Confirm they are licensed and insured
Start with the basics that protect you legally. Most states and many counties let you look up a contractor's license online to confirm it is active and in their name. Ask for proof of liability insurance and, where relevant, workers' compensation, and confirm the coverage is current.
This step does not tell you if the contractor is good. It tells you they are allowed to work and that you are not exposed if something goes wrong. Do it first because it is quick and it removes the clearest risks.
Read their permit history
This is the step most people skip, and it is the most informative. A contractor's permit record is a public log of the jobs they have actually pulled permits for. It shows the trades they work, the typical project value, the towns they serve, and how recently they have been active.
Look for a pattern that matches your job: several permits in your trade, in or near your town, with at least one recent date. A contractor whose record lines up with your project is a much safer bet than one whose website simply lists your service among many.
Check references and recent work
Ask for two or three recent customers with jobs like yours, and actually call them. Ask what went wrong and how the contractor handled it, since every real job has a hiccup and the answer tells you how they operate under pressure.
If you can, drive by or ask to see a recent completed job. Recent matters more than impressive. A clean job finished last month says more than a showpiece from years ago.

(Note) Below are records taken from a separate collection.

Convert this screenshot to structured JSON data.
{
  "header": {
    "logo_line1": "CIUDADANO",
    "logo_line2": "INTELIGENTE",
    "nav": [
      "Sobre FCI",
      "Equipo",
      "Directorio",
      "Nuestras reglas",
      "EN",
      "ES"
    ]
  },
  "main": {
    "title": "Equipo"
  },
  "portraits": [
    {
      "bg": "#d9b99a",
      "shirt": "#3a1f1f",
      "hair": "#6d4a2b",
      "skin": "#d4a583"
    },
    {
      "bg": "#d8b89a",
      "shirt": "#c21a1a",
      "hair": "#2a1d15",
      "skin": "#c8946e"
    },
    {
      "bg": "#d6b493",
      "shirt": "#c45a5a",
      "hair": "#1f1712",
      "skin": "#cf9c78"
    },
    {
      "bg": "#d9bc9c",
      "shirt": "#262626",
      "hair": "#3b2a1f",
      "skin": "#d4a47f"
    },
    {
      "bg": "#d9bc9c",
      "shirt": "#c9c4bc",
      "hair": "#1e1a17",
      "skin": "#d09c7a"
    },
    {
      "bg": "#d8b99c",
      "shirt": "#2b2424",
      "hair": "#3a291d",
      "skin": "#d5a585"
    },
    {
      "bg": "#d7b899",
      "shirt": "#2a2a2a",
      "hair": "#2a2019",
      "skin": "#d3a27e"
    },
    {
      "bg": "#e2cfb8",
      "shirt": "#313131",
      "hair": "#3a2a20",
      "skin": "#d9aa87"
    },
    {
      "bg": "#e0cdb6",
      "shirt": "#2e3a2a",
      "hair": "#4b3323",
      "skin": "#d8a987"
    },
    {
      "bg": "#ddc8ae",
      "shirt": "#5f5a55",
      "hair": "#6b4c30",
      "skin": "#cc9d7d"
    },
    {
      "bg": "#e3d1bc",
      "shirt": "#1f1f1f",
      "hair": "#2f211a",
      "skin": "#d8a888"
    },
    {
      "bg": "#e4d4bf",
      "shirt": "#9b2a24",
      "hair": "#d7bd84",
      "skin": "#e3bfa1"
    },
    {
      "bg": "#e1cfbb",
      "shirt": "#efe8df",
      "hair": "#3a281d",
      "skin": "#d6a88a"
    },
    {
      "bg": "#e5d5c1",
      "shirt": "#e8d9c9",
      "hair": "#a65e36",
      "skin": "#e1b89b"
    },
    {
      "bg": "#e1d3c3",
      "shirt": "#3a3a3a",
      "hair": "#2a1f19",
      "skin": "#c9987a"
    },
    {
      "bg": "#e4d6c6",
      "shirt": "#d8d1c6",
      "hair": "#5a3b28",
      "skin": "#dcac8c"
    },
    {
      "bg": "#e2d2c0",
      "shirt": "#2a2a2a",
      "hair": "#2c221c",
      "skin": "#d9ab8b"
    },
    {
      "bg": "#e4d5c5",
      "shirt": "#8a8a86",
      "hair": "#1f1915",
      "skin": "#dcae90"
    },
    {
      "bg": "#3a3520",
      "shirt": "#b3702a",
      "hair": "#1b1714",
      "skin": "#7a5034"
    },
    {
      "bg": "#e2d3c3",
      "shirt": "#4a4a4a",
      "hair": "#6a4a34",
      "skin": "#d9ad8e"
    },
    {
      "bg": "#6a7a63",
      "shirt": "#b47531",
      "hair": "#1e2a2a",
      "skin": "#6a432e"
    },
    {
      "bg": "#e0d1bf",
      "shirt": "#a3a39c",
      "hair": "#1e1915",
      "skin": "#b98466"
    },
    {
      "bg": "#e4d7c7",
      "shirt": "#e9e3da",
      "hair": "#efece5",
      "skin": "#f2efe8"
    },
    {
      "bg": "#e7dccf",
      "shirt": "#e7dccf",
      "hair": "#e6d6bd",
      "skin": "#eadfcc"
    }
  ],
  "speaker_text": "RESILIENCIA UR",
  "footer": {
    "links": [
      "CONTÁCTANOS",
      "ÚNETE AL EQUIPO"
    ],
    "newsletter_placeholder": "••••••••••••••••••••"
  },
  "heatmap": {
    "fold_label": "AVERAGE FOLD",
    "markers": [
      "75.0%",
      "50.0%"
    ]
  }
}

Get it in writing before any money changes hands
Before you pay a deposit, get a written contract that spells out scope, materials, price, payment schedule, and who pulls the permit. The contractor should pull the permit, not you. A contractor who wants you to pull your own permit is often trying to keep the job off their record, which is the opposite of what you want.
No single check is enough on its own. License and insurance cover the legal risk, permit history covers the quality question, and references and a written contract cover the rest.